Tuesday, November 15, 2016: 3:30 PM
Golden Gate 7 (Hilton San Francisco Union Square)
Shikai Deng1, Enlai Gao2, Yanlei Wang2, Soumyo Sen3, Sreeprasad Sreenivasan4, Sanjay Behura5, Petr Král6, Zhiping Xu2 and Vikas Berry5, (1)University of Illinois at Chicago, chicago, IL, (2)Tsinghua University, Beijing, China, (3)University of Illinois at Chicago, Chicago, IL, (4)Automotive Engineering, Clemson University, Greenville, SC, (5)Chemical Engineering, University of Illinois at Chicago, Chicago, IL, (6)Department of Chemistry, University of Illinois at Chicago, Chicago, IL

Graphene interfaced with biological cells is an important system with applications in cell actuated sensors, cell-driven field-effect-transistors (FETs), cell-excretion based FETs, and cell electrochemical transponders.
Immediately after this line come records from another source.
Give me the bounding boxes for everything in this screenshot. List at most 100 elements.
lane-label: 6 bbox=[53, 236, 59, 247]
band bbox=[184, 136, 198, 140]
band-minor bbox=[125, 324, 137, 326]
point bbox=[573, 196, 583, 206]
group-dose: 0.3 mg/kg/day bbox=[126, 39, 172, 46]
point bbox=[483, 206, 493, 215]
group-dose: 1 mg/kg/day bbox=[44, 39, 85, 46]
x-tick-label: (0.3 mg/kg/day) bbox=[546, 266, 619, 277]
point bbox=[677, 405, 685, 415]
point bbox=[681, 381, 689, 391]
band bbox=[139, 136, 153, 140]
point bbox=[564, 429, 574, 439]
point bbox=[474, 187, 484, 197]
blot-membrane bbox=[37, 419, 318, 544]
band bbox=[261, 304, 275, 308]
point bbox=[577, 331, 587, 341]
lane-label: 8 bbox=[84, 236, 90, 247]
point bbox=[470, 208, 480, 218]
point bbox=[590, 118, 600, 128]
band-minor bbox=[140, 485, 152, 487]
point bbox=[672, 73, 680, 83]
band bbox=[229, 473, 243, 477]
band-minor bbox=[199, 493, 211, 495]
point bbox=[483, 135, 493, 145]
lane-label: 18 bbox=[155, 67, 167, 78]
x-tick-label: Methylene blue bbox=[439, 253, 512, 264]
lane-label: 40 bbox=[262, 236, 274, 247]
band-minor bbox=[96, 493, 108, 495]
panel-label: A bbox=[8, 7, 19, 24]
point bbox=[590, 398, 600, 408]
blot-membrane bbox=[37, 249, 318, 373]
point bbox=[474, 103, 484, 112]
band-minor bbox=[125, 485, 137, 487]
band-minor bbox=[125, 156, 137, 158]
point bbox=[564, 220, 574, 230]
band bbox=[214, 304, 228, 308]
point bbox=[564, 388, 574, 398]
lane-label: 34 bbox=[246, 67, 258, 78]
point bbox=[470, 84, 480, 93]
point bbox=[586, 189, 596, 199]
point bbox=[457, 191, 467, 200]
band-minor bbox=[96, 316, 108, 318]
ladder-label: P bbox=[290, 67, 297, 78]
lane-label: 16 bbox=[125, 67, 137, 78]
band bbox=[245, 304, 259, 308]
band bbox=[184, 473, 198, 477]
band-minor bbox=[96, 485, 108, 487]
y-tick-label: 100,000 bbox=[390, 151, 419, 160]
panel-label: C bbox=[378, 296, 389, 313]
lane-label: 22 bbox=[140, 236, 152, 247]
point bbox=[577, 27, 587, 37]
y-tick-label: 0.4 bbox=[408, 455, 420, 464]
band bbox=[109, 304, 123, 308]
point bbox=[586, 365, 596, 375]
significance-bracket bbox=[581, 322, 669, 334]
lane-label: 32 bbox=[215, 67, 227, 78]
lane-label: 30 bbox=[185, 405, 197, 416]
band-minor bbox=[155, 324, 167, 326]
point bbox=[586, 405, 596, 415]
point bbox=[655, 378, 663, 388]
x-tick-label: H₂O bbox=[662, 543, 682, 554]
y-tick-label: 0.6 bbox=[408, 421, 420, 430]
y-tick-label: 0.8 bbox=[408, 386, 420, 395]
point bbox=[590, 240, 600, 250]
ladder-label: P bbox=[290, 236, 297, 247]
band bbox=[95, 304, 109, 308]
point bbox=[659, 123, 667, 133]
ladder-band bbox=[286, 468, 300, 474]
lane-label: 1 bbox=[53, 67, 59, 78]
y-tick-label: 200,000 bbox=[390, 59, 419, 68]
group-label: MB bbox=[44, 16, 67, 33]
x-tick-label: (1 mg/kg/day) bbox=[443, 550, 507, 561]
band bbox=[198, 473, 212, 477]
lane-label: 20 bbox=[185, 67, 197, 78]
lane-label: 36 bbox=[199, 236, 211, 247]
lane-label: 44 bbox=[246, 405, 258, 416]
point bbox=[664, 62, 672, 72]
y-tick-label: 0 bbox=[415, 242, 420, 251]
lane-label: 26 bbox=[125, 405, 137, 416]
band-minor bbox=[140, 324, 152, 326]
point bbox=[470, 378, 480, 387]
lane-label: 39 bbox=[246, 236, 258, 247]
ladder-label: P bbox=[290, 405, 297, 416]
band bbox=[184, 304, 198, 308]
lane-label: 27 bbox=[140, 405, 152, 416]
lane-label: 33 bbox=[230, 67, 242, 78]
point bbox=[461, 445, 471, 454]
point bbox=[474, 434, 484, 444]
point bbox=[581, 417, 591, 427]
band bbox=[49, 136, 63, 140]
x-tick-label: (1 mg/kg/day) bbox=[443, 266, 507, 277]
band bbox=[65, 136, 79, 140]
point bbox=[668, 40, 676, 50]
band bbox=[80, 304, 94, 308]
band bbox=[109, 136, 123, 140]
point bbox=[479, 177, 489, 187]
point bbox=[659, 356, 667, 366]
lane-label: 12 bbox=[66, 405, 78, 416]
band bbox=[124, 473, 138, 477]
However, little is known about cell induced mechanical actuation (such as wrinkling) of graphene. For example, local pi-orbital stretching, dipolar doping, and/or carrier puddling caused by wrinkles in graphene directly influence its electronic and phononic properties. Here, we show that bacterium’s high surface energy, transportable volatile content and shrinkable microstructure can induce controlled and confined wrinkles on interfaced graphene sheets. The relaxation of pre-stretched bacterial cell in vacuum results in graphenic wrinkles to orient in the longitudinal direction to the strepto-bacillus cereus cells with a texture aspect-ratio of 0.125. Coarse-grained molecular dynamics (CGMD) simulations suggest that tension in graphene prompts wrinkle formation with wavelength of ~34 nm, consistent with the observed wavelength of 32.4 – 34.3 nm. This talk will (a) demonstrate directed electrophoresis of bacterial cells between electrodes for position-controlled 2D-wrinkle placement, and (b) discuss the electron density distribution and transport properties through wrinkled graphene. These graphenic bio-interfaced wrinkles can lead to novel nano/bio microelectromechanical systems with applications in electrical cell actuation, dehydration, sensing, restraining, retention, electro-microfluidics, and controlled delivery.